Er….MINE? Yes, all mine. I first saw Shunsuke in Crows Zero where he showed that he can do alot with a limited screen time. I’m still watching Tumbling for him, which really is a Yusuke vehicle. But it wasn’t until Ouran High School Club that this boy flipped a switch in me and made me open my eyes to the extent of his potential. He’s leading man material in terms of talent, charisma, and sheer magnetism on screen. I’ve already picked out the perfect dorama for him when he finishes with 2012’s Taiga, with a leading lady he simply must reunite onscreen with. Hee.
He’s one of the most versatile actors around, easily acting his age or ten years younger as a high school student and making it believable. He can do light or super dark roles with ease, and is genuinely a delightful actor to watch onscreen. I prefer Hiroki in happy roles, and gobbled up the delightful confection known as Yankee-kun to Megane-chan with relish. He’s a very striking actor, with very distinctive features that can either look handsome or freakish depending on his role. I find his real life personality quite quirky and his acting projects fit his profile to the T.

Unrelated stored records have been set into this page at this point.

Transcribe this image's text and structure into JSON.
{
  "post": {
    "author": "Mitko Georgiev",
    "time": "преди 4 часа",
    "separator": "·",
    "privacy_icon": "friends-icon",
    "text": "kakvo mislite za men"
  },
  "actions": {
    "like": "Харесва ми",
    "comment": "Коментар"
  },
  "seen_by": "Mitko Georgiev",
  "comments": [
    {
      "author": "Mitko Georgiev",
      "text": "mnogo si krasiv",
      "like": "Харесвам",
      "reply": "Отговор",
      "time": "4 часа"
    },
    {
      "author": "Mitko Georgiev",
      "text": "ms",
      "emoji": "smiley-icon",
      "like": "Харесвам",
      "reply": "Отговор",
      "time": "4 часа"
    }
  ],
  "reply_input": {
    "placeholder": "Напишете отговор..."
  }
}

So there you have it. A quick look at the main J-actors I watch and some I keep an eye on from time-to-time. J-doramas are hit-or-miss with me for the last decade or so, and I’m quite selective with what I watch nowadays. I personally prefer the stuff from the 90s overall, though concede most of those doramas are pretty unwatchable these days since it just looks outdated. I’ll usually check out a J-dorama if it stars one of the actors I really love with a story that sounds interesting to me, hoping that I’ll hit upon one that ends up being good.
What’s great about J-actors are they are so very different from one another, from looks to performance quality, which isn’t always the case among K-actors or TW-actors, most of whom fall into the good looking hunk or pretty boy mold. I also find that J-actors really tend to challenge themselves more with very different projects rather than sticking with a genre.